For the Financial Conduct Authority and its predecessor, the problem of pinning responsibility for wrongdoing onto particular individuals has been critically important.

Indeed, when the banking crisis hit a decade ago, putting the blame on specific individuals proved virtually impossible, revealing a glaring hole in the regulator’s ability to regulate wrongdoing.

We have seen time and again that the wrongdoers hide under the umbrella of the corporate structure and avoid individual responsibility.

The FCA introduced the Senior Managers and Certification Regime for banks and other large financial companies initially, but the rules are now being extended to all financial companies.

At its heart, the paper sets out the need to identify, in a risk-based and proportionate way, good practice within a firm.

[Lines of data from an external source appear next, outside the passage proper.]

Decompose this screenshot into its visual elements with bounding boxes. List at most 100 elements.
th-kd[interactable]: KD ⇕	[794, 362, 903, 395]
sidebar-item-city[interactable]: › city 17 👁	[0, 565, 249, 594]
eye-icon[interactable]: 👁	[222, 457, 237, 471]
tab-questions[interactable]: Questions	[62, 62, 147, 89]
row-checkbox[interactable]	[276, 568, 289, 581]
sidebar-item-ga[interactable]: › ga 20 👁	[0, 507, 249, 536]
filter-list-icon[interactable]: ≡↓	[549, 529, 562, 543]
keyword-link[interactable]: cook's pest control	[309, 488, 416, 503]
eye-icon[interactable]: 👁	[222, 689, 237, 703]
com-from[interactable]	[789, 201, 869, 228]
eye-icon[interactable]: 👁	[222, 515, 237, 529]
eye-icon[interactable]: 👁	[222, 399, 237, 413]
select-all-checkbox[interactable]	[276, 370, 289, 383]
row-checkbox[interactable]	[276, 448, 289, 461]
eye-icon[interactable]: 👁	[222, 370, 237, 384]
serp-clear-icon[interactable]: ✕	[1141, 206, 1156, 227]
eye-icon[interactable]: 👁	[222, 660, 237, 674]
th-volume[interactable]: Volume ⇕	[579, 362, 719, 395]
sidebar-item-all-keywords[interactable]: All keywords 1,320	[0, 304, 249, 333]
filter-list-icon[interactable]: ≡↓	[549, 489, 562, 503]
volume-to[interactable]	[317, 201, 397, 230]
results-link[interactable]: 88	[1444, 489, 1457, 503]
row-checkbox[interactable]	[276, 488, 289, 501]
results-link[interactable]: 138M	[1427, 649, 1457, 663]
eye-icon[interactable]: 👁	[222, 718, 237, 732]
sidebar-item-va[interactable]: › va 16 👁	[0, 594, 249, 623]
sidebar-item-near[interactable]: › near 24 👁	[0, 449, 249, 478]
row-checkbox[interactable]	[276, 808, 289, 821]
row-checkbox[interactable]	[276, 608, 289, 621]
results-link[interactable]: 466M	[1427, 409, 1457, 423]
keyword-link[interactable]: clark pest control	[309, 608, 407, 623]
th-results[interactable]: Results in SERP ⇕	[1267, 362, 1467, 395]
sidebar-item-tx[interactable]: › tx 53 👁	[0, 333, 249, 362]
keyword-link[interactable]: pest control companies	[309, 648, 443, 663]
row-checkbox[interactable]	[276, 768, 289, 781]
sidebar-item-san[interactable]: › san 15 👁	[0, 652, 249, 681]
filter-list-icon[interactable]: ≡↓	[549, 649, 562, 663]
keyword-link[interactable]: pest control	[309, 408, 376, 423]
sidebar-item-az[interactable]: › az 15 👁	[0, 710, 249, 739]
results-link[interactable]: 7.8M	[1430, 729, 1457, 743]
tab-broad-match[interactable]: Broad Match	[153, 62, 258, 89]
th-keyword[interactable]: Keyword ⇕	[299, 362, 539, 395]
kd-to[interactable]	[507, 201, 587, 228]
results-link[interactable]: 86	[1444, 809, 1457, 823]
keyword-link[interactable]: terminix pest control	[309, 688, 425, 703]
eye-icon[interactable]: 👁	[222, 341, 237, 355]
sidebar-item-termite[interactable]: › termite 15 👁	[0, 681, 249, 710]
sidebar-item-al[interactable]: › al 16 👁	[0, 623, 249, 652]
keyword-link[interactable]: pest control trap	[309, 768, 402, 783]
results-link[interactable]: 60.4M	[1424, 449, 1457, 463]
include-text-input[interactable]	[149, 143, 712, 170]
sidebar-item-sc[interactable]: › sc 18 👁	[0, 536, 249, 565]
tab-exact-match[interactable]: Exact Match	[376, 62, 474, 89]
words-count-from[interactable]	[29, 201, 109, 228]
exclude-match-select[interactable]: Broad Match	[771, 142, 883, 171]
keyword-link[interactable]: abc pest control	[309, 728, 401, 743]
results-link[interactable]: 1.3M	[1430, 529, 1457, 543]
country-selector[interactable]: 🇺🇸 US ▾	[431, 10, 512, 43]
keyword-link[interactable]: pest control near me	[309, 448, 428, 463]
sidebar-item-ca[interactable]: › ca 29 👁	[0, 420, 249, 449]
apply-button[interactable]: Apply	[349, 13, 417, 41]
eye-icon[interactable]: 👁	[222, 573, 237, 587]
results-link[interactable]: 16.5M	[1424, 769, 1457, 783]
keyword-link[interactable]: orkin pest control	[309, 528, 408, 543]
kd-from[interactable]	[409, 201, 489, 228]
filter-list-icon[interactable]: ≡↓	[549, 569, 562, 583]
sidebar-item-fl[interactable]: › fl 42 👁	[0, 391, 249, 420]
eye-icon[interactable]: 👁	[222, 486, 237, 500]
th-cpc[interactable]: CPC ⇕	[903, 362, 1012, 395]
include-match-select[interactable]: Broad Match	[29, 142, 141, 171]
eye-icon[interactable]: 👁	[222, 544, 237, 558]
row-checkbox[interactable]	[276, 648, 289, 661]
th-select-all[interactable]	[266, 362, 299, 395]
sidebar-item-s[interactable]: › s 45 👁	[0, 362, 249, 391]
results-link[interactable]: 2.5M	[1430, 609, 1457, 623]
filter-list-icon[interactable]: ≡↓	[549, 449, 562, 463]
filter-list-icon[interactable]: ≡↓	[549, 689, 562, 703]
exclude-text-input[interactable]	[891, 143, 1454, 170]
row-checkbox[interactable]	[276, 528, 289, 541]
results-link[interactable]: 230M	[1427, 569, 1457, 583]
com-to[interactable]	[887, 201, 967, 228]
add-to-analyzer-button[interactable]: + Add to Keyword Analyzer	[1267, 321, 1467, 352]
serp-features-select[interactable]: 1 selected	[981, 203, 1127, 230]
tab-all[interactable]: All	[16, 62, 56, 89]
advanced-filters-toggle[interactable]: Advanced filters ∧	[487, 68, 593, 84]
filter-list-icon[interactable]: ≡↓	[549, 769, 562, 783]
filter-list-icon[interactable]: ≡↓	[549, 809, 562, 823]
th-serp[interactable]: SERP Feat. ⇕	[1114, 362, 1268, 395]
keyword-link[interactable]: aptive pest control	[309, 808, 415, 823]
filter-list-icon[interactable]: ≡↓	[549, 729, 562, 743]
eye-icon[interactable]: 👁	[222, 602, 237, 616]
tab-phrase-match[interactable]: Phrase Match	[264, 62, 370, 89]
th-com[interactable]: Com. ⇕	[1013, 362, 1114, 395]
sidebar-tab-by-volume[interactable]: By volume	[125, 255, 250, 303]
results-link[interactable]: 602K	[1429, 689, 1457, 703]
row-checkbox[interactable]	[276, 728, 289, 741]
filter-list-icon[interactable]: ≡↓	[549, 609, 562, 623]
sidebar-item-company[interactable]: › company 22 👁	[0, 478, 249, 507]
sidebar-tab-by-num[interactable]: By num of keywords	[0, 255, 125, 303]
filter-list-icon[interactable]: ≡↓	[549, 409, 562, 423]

From December next year, practically every area of activity within a regulated firm will require a specific, named individual to be personally responsible to the regulator for their actions.

As a foretaste of what will be required, the FCA has published a guidance consultation paper on what the statements of responsibilities and responsibility maps for regulated firms should look like, and I would strongly recommend every firm downloads it.

At its heart, the paper sets out the need to identify, in a risk-based and proportionate way, good practice within a firm and ensure that a named individual is directly responsible to the FCA for each and every regulated activity.

In particular, it urges you to ask yourself if your ‘statement of responsibilities’ would enable someone unfamiliar with the business to understand how the firm is organised and, most importantly, which individual is directly responsible for each regulated activity.

I believe this last point is the most crucial one as it will enable the FCA to identity, virtually instantaneously, who is personally responsible for whatever has gone wrong and then hopefully act quickly to do something about it. Let us hope that this is what happens in practice.

If it does, there will be fewer claims on the Financial Services Compensation Scheme, and less cost to the thousands of responsible and well-run IFA businesses and the individuals within them – and being able to blame someone else will become a distant memory.